Locomotives at the time employed either a single flue boiler or a single return flue, with the fire grate at one end of the flue. For these boilers a blastpipe was too strong, disturbing the fire and sending unburned fuel up the chimney. It was not until the development of multi-tube boilers that the centrally positioned, contracted orifice blastpipe became standard. The combination of multi-tube boiler and steam blast are often cited as the principal reasons for Stephenson's Rocket success at the 1829 Rainhill trials.

== Description ==
Soon after blastpipes were introduced it became apparent that a smokebox was needed beneath the chimney to provide space for the exhaust smoke from the firebox could mix with the steam. This also made it easier to collect ash sucked through the fire tubes by the draught.
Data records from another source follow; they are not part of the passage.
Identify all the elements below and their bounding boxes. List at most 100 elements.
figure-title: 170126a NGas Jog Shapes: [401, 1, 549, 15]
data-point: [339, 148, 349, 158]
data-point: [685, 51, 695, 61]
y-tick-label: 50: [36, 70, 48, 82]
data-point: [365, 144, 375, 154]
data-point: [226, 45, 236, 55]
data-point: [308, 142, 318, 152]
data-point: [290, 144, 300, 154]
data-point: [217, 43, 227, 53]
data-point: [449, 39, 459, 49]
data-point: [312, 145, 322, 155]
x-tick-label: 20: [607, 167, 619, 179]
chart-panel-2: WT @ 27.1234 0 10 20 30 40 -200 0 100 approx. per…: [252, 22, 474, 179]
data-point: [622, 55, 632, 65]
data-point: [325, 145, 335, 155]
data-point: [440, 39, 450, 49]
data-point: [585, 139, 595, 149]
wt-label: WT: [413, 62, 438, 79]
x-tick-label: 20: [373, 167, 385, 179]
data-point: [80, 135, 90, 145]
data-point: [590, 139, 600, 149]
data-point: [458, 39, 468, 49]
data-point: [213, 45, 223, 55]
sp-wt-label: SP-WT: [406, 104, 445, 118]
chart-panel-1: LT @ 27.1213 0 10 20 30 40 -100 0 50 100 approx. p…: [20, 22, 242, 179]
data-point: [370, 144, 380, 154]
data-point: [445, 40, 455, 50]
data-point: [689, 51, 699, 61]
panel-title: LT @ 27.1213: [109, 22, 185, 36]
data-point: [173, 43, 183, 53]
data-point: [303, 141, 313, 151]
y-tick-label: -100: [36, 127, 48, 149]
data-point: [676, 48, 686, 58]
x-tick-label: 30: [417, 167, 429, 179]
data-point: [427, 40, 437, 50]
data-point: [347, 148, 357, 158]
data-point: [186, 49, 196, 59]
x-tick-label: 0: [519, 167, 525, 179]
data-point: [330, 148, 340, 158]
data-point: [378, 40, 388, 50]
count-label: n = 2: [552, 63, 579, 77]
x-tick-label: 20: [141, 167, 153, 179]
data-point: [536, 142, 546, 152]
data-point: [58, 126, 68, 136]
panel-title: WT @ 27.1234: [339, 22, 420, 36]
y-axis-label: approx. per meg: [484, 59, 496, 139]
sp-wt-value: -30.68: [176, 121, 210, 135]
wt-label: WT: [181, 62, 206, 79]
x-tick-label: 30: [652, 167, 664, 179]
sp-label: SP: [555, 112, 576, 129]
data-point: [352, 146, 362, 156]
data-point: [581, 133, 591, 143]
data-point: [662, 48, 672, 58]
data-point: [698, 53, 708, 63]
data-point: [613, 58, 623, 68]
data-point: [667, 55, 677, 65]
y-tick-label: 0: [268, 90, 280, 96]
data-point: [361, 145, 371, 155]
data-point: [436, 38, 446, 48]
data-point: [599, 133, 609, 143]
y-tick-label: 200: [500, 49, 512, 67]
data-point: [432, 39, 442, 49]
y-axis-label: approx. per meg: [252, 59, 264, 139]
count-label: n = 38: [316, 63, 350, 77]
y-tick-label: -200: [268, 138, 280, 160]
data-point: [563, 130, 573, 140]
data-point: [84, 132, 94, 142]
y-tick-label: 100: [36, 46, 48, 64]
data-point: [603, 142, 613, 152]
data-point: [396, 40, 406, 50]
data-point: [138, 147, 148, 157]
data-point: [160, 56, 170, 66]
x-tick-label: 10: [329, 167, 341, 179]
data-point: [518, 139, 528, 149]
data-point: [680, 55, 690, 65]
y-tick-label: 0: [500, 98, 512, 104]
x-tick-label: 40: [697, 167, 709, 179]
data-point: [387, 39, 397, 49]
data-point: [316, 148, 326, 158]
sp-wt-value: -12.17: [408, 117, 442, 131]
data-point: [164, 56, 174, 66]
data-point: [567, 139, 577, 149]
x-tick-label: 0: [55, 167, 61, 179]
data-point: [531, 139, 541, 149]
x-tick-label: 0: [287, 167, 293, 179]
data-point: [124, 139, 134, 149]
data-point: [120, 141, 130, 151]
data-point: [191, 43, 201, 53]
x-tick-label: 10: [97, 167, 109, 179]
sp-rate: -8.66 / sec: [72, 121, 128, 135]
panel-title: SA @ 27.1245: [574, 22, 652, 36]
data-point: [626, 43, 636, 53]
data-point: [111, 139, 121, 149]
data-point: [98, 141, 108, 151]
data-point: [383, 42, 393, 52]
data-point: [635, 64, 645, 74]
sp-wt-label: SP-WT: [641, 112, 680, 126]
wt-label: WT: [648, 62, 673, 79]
The blastpipe was mounted at the bottom of the smokebox directly beneath the chimney.

The steam blast is largely self-regulating: an increase in the rate of steam consumption by the cylinders increases the blast, which increases the draught and hence the temperature of the fire.

Modern locomotives are also fitted with a blower, a device that releases steam directly into the smokebox when a greater draught is needed without increasing the rate of steam passing through the cylinders. This is used when the regulator is closed suddenly or the train passes through a tunnel. If a single line tunnel is poorly ventilated, a locomotive entering at high speed can rapidly compress the air within it, which may enter the chimney with substantial force. This can blast fire into the cab if the firebox door is open at the time. A blower can be used to counteract the compression effect.

== Later development ==
Exhaust systems were continually developed to obtain the maximum smokebox vacuum with minimum back pressure on the pistons.

Smokebox designs remained relatively basic until 1908, when the first comprehensive examination of steam-raising performance was carried out by W.F.M. Goss of Purdue University. These principles were adopted by George Jackson Churchward of the Great Western Railway and later furthor by Samuel Ell in the 1950s using the GWR stationary testing plant under British Railways. Ell was able to double the maximum steaming rate of the GWR Manor Class with seemingly minor changes to the front end design, and more than doubled the rate for an LNER V2.

Andre Chapelon made significant improvement with his Kylchap exhaust which incorporated a Kylälä spreader (second stage nozzle) and third stage cowl between the blastpipe (first stage nozzle) and chimney. This became popular near the end of steam in the early-to-mid 20th century and was used on Sir Nigel Gresley's No. 4468 Mallard, the fastest officially measured steam locomotive. Other contemporary designs include the Giesl and Lemaître exhausts which have the same effect by different means.

Further development was carried on by Chapelon's friend Livio Dante Porta, who developed the Kylpor, Lempor and Lemprex exhausts systems. He also developed complex mathematical models to optimise their use for specific locomotives. With the end of commercial steam on mainline railways worldwide there has been little funding to further develop steam locomotive technology, despite advances in materials science and computer modelling techniques which might have aided further improvements.